- Interactive map of Port of Coeymans P&M Marine Terminal

Location
- Country: United States
- Location: Hudson River, Coeymans, Albany County, New York
- Coordinates: 42°29′3″N 73°47′26″W﻿ / ﻿42.48417°N 73.79056°W

Details
- Opened: 2001
- Operated by: Port of Coeymans
- Owned by: Carver Companies

Statistics
- Website www.carvercompanies.com/port-of-coeymans-marine-terminal/

= Port of Coeymans =

The Port of Coeymans is a marine terminal, owned by Carver Companies, located about ten miles south of Albany, New York and the Port of Albany-Rensselaer in the town of Coeymans, United States. The port is located on the site of the former Powell & Minnock Brick Company, and is sometimes referred to as the P&M Brick Marine Terminal. The port's large open spaces, as well as access to the Hudson River and New York State Thruway, have led to its use in prefabrication projects, including the Willis Avenue and 145th Street Bridges in New York City.
The port developer and owner Carver Companies have invested more than $100 Million to update the facilities.

The Port of Coeymans also supported the building of the Tappan Zee Bridge on the Hudson River. Spans of the new bridge were built at the port and floated down the river. The old bridge spans were brought back to the Port, disassembled, reused or recycled.

The port built the foundation for Little Island in New York City.
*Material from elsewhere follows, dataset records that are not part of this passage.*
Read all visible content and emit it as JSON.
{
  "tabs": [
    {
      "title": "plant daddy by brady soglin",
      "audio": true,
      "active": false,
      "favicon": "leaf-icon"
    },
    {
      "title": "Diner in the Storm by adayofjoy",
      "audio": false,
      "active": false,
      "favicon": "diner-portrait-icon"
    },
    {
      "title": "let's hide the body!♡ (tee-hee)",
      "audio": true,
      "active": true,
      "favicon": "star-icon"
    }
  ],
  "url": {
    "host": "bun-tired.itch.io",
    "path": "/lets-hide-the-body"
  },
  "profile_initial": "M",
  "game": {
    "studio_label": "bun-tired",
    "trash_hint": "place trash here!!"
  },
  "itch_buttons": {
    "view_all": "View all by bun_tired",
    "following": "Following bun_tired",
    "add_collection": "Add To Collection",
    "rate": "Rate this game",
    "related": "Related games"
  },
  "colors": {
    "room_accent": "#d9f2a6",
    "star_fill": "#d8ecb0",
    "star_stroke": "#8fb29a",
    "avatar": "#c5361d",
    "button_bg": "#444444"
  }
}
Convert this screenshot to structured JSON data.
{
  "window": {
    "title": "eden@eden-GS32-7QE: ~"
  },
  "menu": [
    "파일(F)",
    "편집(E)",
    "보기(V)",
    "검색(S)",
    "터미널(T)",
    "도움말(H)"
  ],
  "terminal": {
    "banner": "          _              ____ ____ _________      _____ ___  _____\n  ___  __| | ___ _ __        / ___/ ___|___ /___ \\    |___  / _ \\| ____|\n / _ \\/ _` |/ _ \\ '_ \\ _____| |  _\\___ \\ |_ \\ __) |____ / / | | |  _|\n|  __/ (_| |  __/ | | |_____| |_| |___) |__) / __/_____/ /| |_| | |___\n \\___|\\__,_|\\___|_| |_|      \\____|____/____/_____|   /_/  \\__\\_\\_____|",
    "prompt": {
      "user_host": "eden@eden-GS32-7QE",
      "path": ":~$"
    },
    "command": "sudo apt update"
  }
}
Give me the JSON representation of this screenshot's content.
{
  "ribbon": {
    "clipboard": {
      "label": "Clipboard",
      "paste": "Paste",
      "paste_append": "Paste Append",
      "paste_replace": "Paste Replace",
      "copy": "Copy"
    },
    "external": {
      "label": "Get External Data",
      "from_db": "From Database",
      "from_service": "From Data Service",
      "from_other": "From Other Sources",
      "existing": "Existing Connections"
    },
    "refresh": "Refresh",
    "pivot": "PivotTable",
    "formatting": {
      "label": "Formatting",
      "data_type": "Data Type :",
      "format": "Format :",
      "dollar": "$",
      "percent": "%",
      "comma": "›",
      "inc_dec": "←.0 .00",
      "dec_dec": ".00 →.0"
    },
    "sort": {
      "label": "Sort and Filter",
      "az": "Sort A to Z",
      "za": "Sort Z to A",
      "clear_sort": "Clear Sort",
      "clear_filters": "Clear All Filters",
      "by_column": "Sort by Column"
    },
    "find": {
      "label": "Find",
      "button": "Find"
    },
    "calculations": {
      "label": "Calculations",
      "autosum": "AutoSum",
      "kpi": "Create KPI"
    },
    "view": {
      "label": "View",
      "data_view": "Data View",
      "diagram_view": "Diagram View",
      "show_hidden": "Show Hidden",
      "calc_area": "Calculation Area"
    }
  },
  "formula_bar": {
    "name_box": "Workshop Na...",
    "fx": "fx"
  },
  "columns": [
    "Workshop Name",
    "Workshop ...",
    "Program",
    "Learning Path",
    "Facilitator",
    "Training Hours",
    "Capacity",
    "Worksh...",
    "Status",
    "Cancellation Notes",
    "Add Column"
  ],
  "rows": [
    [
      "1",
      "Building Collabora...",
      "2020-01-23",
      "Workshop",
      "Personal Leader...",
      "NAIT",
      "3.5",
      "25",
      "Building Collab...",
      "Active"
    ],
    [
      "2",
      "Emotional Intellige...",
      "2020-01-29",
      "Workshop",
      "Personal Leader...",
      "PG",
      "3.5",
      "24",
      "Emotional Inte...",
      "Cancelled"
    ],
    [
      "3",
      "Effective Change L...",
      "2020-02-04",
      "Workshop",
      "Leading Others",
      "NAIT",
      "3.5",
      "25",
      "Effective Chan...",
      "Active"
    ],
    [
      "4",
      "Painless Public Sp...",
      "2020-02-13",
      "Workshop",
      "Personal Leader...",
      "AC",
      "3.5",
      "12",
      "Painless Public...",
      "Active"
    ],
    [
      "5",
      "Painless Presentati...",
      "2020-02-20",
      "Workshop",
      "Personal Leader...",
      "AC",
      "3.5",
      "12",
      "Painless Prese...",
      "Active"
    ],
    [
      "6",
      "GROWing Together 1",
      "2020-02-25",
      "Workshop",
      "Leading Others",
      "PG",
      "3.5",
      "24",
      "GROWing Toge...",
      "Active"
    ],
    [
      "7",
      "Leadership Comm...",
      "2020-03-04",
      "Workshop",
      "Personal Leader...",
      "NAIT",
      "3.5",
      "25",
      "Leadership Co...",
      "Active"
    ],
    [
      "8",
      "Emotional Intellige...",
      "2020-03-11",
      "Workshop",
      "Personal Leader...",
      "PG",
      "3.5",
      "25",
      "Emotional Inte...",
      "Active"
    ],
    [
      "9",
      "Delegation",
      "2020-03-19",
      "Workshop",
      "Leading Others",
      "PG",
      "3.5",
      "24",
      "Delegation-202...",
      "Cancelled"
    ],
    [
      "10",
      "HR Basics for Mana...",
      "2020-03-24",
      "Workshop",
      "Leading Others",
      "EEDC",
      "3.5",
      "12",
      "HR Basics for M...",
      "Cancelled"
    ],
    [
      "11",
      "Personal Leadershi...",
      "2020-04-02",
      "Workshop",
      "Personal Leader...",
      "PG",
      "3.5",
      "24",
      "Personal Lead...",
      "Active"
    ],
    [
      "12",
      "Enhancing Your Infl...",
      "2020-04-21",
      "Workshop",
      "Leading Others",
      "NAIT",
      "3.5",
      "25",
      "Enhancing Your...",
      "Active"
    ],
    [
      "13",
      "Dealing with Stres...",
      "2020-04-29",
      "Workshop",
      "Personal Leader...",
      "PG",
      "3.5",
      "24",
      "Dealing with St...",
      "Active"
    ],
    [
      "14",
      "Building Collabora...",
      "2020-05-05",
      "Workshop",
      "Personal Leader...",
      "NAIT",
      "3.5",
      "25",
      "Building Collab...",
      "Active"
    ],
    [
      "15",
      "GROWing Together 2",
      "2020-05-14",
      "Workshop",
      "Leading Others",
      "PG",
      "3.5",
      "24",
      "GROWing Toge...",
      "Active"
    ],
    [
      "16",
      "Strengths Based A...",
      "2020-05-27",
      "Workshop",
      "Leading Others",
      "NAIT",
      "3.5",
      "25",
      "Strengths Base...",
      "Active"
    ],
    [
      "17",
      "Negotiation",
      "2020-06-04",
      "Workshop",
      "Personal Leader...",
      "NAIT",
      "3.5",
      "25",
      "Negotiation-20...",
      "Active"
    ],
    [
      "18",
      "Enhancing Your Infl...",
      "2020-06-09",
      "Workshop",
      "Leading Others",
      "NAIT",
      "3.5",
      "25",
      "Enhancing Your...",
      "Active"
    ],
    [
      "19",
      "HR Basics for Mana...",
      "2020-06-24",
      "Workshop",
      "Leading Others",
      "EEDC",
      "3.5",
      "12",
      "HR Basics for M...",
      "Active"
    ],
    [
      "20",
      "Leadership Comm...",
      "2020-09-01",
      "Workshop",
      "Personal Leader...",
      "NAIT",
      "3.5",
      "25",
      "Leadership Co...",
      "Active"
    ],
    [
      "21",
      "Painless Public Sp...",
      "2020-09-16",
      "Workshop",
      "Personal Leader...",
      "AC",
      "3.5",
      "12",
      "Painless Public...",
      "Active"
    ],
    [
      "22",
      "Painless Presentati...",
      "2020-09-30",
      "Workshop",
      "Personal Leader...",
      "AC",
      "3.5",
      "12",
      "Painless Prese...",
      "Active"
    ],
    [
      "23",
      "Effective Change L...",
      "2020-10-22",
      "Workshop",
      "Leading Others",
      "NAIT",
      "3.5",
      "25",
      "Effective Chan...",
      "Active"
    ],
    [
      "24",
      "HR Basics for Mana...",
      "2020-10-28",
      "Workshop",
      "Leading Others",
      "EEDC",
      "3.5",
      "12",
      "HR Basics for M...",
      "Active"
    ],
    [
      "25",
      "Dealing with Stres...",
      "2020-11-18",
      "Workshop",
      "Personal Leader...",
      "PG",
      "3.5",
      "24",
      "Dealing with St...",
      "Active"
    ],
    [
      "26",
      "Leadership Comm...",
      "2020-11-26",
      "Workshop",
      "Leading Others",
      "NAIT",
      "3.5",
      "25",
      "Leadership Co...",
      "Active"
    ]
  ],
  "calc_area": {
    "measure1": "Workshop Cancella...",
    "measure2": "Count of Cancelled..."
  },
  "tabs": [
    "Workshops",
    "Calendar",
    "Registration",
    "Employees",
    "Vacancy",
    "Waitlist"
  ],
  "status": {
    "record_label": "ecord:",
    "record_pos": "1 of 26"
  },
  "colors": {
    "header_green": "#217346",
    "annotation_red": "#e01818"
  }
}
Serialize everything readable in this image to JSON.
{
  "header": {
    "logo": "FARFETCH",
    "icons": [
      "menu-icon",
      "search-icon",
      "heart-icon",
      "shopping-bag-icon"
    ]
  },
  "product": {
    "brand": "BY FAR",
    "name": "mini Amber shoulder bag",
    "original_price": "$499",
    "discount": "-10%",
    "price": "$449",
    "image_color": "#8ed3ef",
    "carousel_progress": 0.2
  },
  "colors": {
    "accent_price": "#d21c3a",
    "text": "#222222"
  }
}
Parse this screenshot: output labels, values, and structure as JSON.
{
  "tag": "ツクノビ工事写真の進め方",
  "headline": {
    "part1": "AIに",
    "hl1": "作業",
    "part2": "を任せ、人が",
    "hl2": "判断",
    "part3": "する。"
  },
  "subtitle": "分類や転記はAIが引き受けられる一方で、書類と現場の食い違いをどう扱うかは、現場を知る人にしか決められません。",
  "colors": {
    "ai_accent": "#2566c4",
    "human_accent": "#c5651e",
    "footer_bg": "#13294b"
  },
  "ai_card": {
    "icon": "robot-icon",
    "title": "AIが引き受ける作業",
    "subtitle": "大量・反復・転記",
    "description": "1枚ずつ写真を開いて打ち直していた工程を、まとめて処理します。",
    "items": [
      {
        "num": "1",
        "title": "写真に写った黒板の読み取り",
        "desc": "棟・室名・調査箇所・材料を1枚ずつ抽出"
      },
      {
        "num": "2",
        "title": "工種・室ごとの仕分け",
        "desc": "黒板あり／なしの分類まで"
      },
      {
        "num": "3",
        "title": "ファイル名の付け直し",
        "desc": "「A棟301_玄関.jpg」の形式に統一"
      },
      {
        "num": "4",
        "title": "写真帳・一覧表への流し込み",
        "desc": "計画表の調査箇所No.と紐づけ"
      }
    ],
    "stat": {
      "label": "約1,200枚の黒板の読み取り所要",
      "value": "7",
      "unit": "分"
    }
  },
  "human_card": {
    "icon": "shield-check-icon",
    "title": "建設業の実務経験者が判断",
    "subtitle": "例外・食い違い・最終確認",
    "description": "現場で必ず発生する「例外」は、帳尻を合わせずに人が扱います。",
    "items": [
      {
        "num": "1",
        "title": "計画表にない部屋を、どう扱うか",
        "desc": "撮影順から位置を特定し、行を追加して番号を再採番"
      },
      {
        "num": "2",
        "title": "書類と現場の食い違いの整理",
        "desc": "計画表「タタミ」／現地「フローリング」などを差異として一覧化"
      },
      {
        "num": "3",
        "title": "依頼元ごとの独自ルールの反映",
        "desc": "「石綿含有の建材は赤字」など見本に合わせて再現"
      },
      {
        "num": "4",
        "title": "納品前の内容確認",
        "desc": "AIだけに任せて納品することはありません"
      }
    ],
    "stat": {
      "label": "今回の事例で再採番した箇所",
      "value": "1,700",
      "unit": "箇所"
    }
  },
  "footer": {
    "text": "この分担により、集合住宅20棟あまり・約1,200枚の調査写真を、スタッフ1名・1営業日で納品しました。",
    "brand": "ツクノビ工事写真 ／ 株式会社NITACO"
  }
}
The project involves building structures that slide over piers on the waterfront in New York Harbor.
The Port is in the running to be named as a production site for the Off-shore wind projects in New York. This is part of the New York State Offshore Wind Master Plan. The port would need $130 million in additional investment to make it ready to support the off-shore wind projects. The other ports in the running would take approximately twice that. Mammoet has a 660-ton crane on site for offshore wind components.